De kentering kwam zes jaar geleden. Toen verwees het Amerikaanse Hooggerechtshof de federale wet die sportweddenschappen in de VS grotendeels verbood naar de prullenbak. De major leagues, de vier grote Amerikaanse sportcompetities, maakten een ommezwaai: de NFL heeft ondertussen miljoenendeals met verschillende gokbedrijven. De lokroep van een sector die 115 miljard dollar per jaar genereert was te groot. Vier teams bieden fans nu zelfs de mogelijkheid om in het eigen stadion een gokje te wagen.

Las Vegas wierp de knuppel al eerder in het hoenderhok door de National Hockey League (NHL) warm te maken voor het ondenkbare. In 2017 streek voor het eerst in de Amerikaanse geschiedenis een major league-team neer in de woestijn. IJshockey in een stad waar de zomertemperaturen oplopen tot bijna 40 graden leek ten dode opgeschreven. Ondanks alle weerstand schreven de Golden Knights van meet af aan een succesverhaal, met een eerste titel vorig seizoen als kers op de taart.

De toon was gezet: zes jaar na de beslissing van het Hooggerechtshof biedt Las Vegas met de Raiders onderdak aan een NFL-team. En de honger is nog lang niet gestild. De major leagues beseffen immers dat Las Vegas een onontgonnen goudmijn is. Ook omdat het stadsbestuur gul de geldbuidel opentrekt. De kostprijs van het Allegiant Stadium, het stadion op een steenworp van de beroemde Strip waar zondag de Super Bowl wordt gespeeld, werd voor zo’n veertig procent opgehoest door de belastingbetaler. Na vier seizoenen in Vegas is de marktwaarde van de Raiders meer dan verdubbeld, en qua jaarlijkse inkomsten doet amper één team beter.

Het Allegiant Stadium is gelegen vlak bij The Strip, de beroemde straat in Las Vegas waar alle casino’s zijn gevestigd. © AFP via Getty Images

Toch blijft de innige relatie met Vegas wrang aanvoelen. De NFL verdient miljoenen aan de gokwereld, maar hanteert tegelijkertijd een streng maar verwarrend antigokbeleid ten opzichte van zijn werknemers. Spelers mogen privé gokken op andere sporten terwijl voor een teamdokter of coach nultolerantie geldt. Sinds het Hooggerechtshof sportweddenschappen uit de taboesfeer heeft gehaald, deelt het NFL-hoofdkwartier in New York met de regelmaat van de klok schorsingen uit aan spelers. Het devies luidt: eerder genezen dan voorkomen. Campagnes om spelers bewust te maken van de gevaren zijn er nauwelijks.

Samenwerken met de vijand

De sportconsumenten worden tegelijkertijd overspoeld door gokreclames, al steunt de NFL ironisch genoeg ook initiatieven om gokverslaving te bestrijden. De Amerikaanse sport pareert al die kritiek met één oneliner: hoe beter je samenwerkt met de vijand, hoe beter je hem kunt intomen. Dat de Super Bowl volgend jaar gespeeld wordt in de Caesars Superdome van New Orleans, een stadion gesponsord door een gokbedrijf, is dus geen toeval. De tijd dat de NFL dreigde een sterspeler te schorsen omdat hij een populaire nachtclub uitbaatte voor de gokwereld, is al lang voorbij.
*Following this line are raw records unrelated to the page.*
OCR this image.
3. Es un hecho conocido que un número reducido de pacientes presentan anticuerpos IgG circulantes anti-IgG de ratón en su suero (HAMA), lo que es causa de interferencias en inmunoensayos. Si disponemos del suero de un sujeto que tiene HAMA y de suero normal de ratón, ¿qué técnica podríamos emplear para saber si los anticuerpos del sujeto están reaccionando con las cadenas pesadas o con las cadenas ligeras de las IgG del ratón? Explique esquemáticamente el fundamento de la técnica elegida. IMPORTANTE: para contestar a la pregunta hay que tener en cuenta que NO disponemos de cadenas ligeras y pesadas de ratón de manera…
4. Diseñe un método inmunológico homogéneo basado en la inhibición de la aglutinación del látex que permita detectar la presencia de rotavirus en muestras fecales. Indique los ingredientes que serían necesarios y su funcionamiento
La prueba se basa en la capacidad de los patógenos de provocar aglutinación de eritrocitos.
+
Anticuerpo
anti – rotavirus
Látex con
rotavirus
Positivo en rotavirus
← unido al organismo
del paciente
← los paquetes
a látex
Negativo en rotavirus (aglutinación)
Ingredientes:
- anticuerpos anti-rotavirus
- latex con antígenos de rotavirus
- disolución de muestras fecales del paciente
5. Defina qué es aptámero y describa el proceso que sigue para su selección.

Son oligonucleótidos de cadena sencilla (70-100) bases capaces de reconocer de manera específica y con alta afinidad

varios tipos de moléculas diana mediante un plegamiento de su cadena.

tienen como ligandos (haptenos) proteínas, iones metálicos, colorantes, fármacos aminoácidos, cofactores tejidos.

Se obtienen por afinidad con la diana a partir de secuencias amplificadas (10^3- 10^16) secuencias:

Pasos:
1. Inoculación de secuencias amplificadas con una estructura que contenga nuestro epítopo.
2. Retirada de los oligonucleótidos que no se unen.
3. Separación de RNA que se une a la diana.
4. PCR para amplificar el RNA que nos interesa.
De tijd dat de NFL dreigde een sterspeler te schorsen omdat hij een populaire nachtclub uitbaatte voor de gokwereld, is al lang voorbij.

Of het nu gaat over de gevaren op hersenschade, over de omgang met de talloze spelers die een strafblad hebben of over de gokindustrie: tegenover veel maatschappelijke thema’s neemt de NFL een dubieuze houding aan. Zo kreeg ze veel kritiek toen bleek dat de door tientallen vrouwen van seksueel grensoverschrijdend gedrag beschuldigde sterquarterback Deshaun Watson amper elf wedstrijden langs de zijlijn moest toekijken. Een speler die op een NFL-wedstrijd wedt, staat één seizoen aan de kant. Als zondag ruim honderd miljoen kijkers drie gokreclames zullen zien passeren verdienen de NFL en Las Vegas niettemin hun inzet dubbel en dik terug.